来週初めにも安倍総理は来年10月からの消費税増税をするか否か発表する。今年4月の増税では増税後暫くは消費減の影響はあるものの、7月頃からは回復すると予想していたようだが、現下の経済情勢は円安により自動車など輸出産業は空前の利益を出しているものの、輸入に頼っている原材料は食品含め高騰し値上げ基調にあり、消費者の節約ムードは高まっている。従って好景気とは言えない―との判断をし、来年の増税回避の可能性が高いようだ。
 増税見送りの見返りとして2年前と同じく衆議院を解散し師走選挙となる可能性が高まっているようだ。
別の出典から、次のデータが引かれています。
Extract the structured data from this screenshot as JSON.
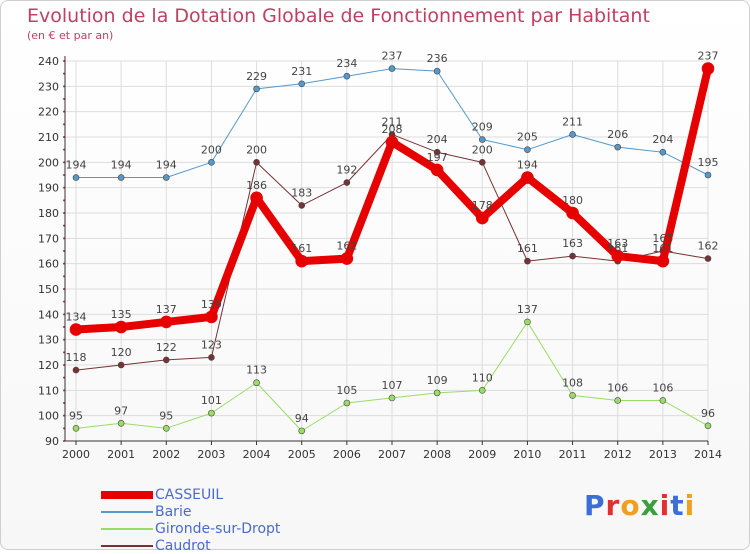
{
  "title": "Evolution de la Dotation Globale de Fonctionnement par Habitant",
  "subtitle": "(en € et par an)",
  "logo": {
    "text": "Proxiti",
    "colors": [
      "#3b6fd6",
      "#e03030",
      "#f0a020",
      "#3ba03b",
      "#e03030",
      "#3b6fd6",
      "#f0a020"
    ]
  },
  "chart_data": {
    "type": "line",
    "x": [
      "2000",
      "2001",
      "2002",
      "2003",
      "2004",
      "2005",
      "2006",
      "2007",
      "2008",
      "2009",
      "2010",
      "2011",
      "2012",
      "2013",
      "2014"
    ],
    "ylim": [
      90,
      240
    ],
    "yticks": [
      90,
      100,
      110,
      120,
      130,
      140,
      150,
      160,
      170,
      180,
      190,
      200,
      210,
      220,
      230,
      240
    ],
    "grid": true,
    "legend_position": "bottom-left",
    "series": [
      {
        "name": "CASSEUIL",
        "color": "#e60000",
        "width": 8,
        "values": [
          134,
          135,
          137,
          139,
          186,
          161,
          162,
          208,
          197,
          178,
          194,
          180,
          163,
          161,
          237
        ],
        "labels": [
          "134",
          "135",
          "137",
          "139",
          "186",
          "161",
          "162",
          "208",
          "197",
          "178",
          "194",
          "180",
          "163",
          "161",
          "237"
        ]
      },
      {
        "name": "Barie",
        "color": "#5599cc",
        "width": 1,
        "values": [
          194,
          194,
          194,
          200,
          229,
          231,
          234,
          237,
          236,
          209,
          205,
          211,
          206,
          204,
          195
        ],
        "labels": [
          "194",
          "194",
          "194",
          "200",
          "229",
          "231",
          "234",
          "237",
          "236",
          "209",
          "205",
          "211",
          "206",
          "204",
          "195"
        ]
      },
      {
        "name": "Gironde-sur-Dropt",
        "color": "#99dd66",
        "width": 1,
        "values": [
          95,
          97,
          95,
          101,
          113,
          94,
          105,
          107,
          109,
          110,
          137,
          108,
          106,
          106,
          96
        ],
        "labels": [
          "95",
          "97",
          "95",
          "101",
          "113",
          "94",
          "105",
          "107",
          "109",
          "110",
          "137",
          "108",
          "106",
          "106",
          "96"
        ]
      },
      {
        "name": "Caudrot",
        "color": "#773333",
        "width": 1,
        "values": [
          118,
          120,
          122,
          123,
          200,
          183,
          192,
          211,
          204,
          200,
          161,
          163,
          161,
          165,
          162
        ],
        "labels": [
          "118",
          "120",
          "122",
          "123",
          "200",
          "183",
          "192",
          "211",
          "204",
          "200",
          "161",
          "163",
          "161",
          "165",
          "162"
        ]
      }
    ]
  }
}
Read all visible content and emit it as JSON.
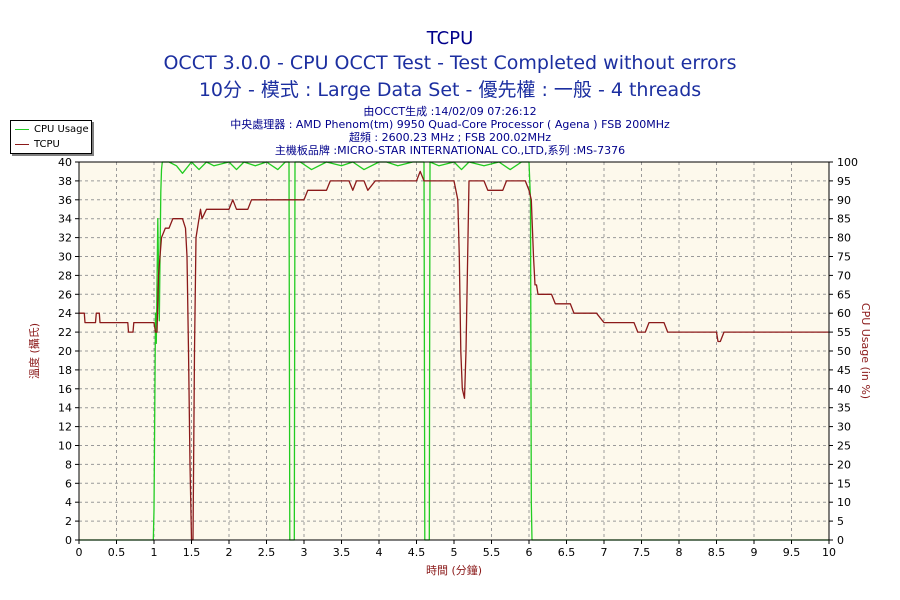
{
  "titles": {
    "main": "TCPU",
    "sub1": "OCCT 3.0.0 - CPU OCCT Test - Test Completed without errors",
    "sub2": "10分 - 模式 : Large Data Set - 優先權 : 一般 - 4 threads"
  },
  "info": [
    "由OCCT生成 :14/02/09 07:26:12",
    "中央處理器 : AMD Phenom(tm) 9950 Quad-Core Processor ( Agena ) FSB 200MHz",
    "超頻 : 2600.23 MHz ; FSB 200.02MHz",
    "主機板品牌 :MICRO-STAR INTERNATIONAL CO.,LTD,系列 :MS-7376"
  ],
  "colors": {
    "cpu": "#22cc22",
    "tcpu": "#8b1a1a",
    "plot_bg": "#fdf9ec",
    "title": "#00008b",
    "subtitle": "#1c2fa0",
    "left_axis": "#8b1a1a",
    "right_axis": "#8b1a1a"
  },
  "chart_data": {
    "type": "line",
    "xlabel": "時間 (分鐘)",
    "ylabel": "溫度 (攝氏)",
    "y2label": "CPU Usage (in %)",
    "xlim": [
      0,
      10
    ],
    "ylim": [
      0,
      40
    ],
    "y2lim": [
      0,
      100
    ],
    "xticks": [
      "0",
      "0.5",
      "1",
      "1.5",
      "2",
      "2.5",
      "3",
      "3.5",
      "4",
      "4.5",
      "5",
      "5.5",
      "6",
      "6.5",
      "7",
      "7.5",
      "8",
      "8.5",
      "9",
      "9.5",
      "10"
    ],
    "yticks": [
      "0",
      "2",
      "4",
      "6",
      "8",
      "10",
      "12",
      "14",
      "16",
      "18",
      "20",
      "22",
      "24",
      "26",
      "28",
      "30",
      "32",
      "34",
      "36",
      "38",
      "40"
    ],
    "y2ticks": [
      "0",
      "5",
      "10",
      "15",
      "20",
      "25",
      "30",
      "35",
      "40",
      "45",
      "50",
      "55",
      "60",
      "65",
      "70",
      "75",
      "80",
      "85",
      "90",
      "95",
      "100"
    ],
    "grid": true,
    "legend_position": "top-left",
    "series": [
      {
        "name": "CPU Usage",
        "axis": "right",
        "x": [
          0,
          0.99,
          1.0,
          1.02,
          1.03,
          1.05,
          1.07,
          1.09,
          1.1,
          1.11,
          1.2,
          1.3,
          1.38,
          1.5,
          1.6,
          1.7,
          1.8,
          2.0,
          2.1,
          2.2,
          2.35,
          2.5,
          2.65,
          2.75,
          2.8,
          2.81,
          2.82,
          2.86,
          2.87,
          2.88,
          2.95,
          3.1,
          3.3,
          3.5,
          3.65,
          3.8,
          4.0,
          4.1,
          4.25,
          4.45,
          4.55,
          4.6,
          4.61,
          4.62,
          4.66,
          4.67,
          4.68,
          4.8,
          5.0,
          5.1,
          5.2,
          5.4,
          5.6,
          5.75,
          5.9,
          6.0,
          6.02,
          6.03,
          6.04,
          6.05,
          6.06,
          10
        ],
        "values": [
          0,
          0,
          8,
          60,
          52,
          85,
          58,
          92,
          98,
          100,
          100,
          99,
          97,
          100,
          98,
          100,
          99,
          100,
          98,
          100,
          99,
          100,
          98,
          100,
          100,
          0,
          0,
          0,
          0,
          100,
          100,
          98,
          100,
          99,
          100,
          98,
          100,
          100,
          99,
          100,
          100,
          100,
          0,
          0,
          0,
          0,
          100,
          99,
          100,
          98,
          100,
          99,
          100,
          98,
          100,
          100,
          90,
          10,
          0,
          0,
          0,
          0
        ]
      },
      {
        "name": "TCPU",
        "axis": "left",
        "x": [
          0,
          0.07,
          0.08,
          0.22,
          0.23,
          0.27,
          0.28,
          0.65,
          0.66,
          0.72,
          0.73,
          1.0,
          1.02,
          1.04,
          1.06,
          1.08,
          1.1,
          1.15,
          1.2,
          1.25,
          1.3,
          1.38,
          1.42,
          1.44,
          1.46,
          1.48,
          1.5,
          1.52,
          1.54,
          1.56,
          1.6,
          1.62,
          1.64,
          1.7,
          1.8,
          1.85,
          2.0,
          2.05,
          2.1,
          2.25,
          2.3,
          2.4,
          2.5,
          3.0,
          3.05,
          3.3,
          3.35,
          3.6,
          3.65,
          3.7,
          3.8,
          3.85,
          3.95,
          4.0,
          4.05,
          4.5,
          4.55,
          4.6,
          4.65,
          4.7,
          5.0,
          5.05,
          5.07,
          5.09,
          5.11,
          5.14,
          5.16,
          5.2,
          5.4,
          5.45,
          5.65,
          5.7,
          5.95,
          6.0,
          6.03,
          6.06,
          6.08,
          6.1,
          6.12,
          6.2,
          6.3,
          6.35,
          6.55,
          6.6,
          6.9,
          7.0,
          7.4,
          7.45,
          7.55,
          7.6,
          7.8,
          7.85,
          7.95,
          8.0,
          8.5,
          8.52,
          8.55,
          8.6,
          8.62,
          10
        ],
        "values": [
          24,
          24,
          23,
          23,
          24,
          24,
          23,
          23,
          22,
          22,
          23,
          23,
          22,
          22,
          28,
          30,
          32,
          33,
          33,
          34,
          34,
          34,
          33,
          30,
          20,
          8,
          0,
          0,
          20,
          32,
          34,
          35,
          34,
          35,
          35,
          35,
          35,
          36,
          35,
          35,
          36,
          36,
          36,
          36,
          37,
          37,
          38,
          38,
          37,
          38,
          38,
          37,
          38,
          38,
          38,
          38,
          39,
          38,
          38,
          38,
          38,
          36,
          30,
          20,
          16,
          15,
          20,
          38,
          38,
          37,
          37,
          38,
          38,
          37,
          36,
          30,
          27,
          27,
          26,
          26,
          26,
          25,
          25,
          24,
          24,
          23,
          23,
          22,
          22,
          23,
          23,
          22,
          22,
          22,
          22,
          21,
          21,
          22,
          22,
          22
        ]
      }
    ]
  }
}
「ようだ」と言うよりほぼ選挙戦に突入するのに違いない。
 選挙をすれば、その後組閣をし、そうすると過日の女性閣僚2人の辞任などはちゃらになり、安倍さんにとって思う壺にはまるだろうし、長期政権も視野に入って来る。
 これまで最長の長期政権は「新聞は嫌いテレビだけでいい」の佐藤栄作氏だが、2年置き位に解散を繰り返し国民の目を逸らし、自民党議員の心を上手くさばくという手綱さばきだった。
 佐藤さんの親類に当たる安倍総理も同じような遺伝子を持っていてもおかしくなく、仮に師走選挙をまたも実施するとしたら上辺は国民生活のためと言いながら中味は真実は党利党略、我が身のためではないのか。
 1年納めの12月は「師走」といい誰もが忙しい月である。その師走に選挙するというのは「貧乏人は麦を食え」式の池田勇人首相に相通じるところがあり、「忙しくたって何だって私(安倍さんのこと)の言うことを聞きなさい」との心中の声が聞こえてくるようだ。
 個人的見解を述べさせて頂ければ上げるものは上げた方がよい。無論、消費税のことである。
 毎年1兆円ずつ負担が増えているという高齢者介護や医療費など社会保障費をカバーするのに増税が必要なんでしょ。であれば3党合意もあり粛々と行うべきだ。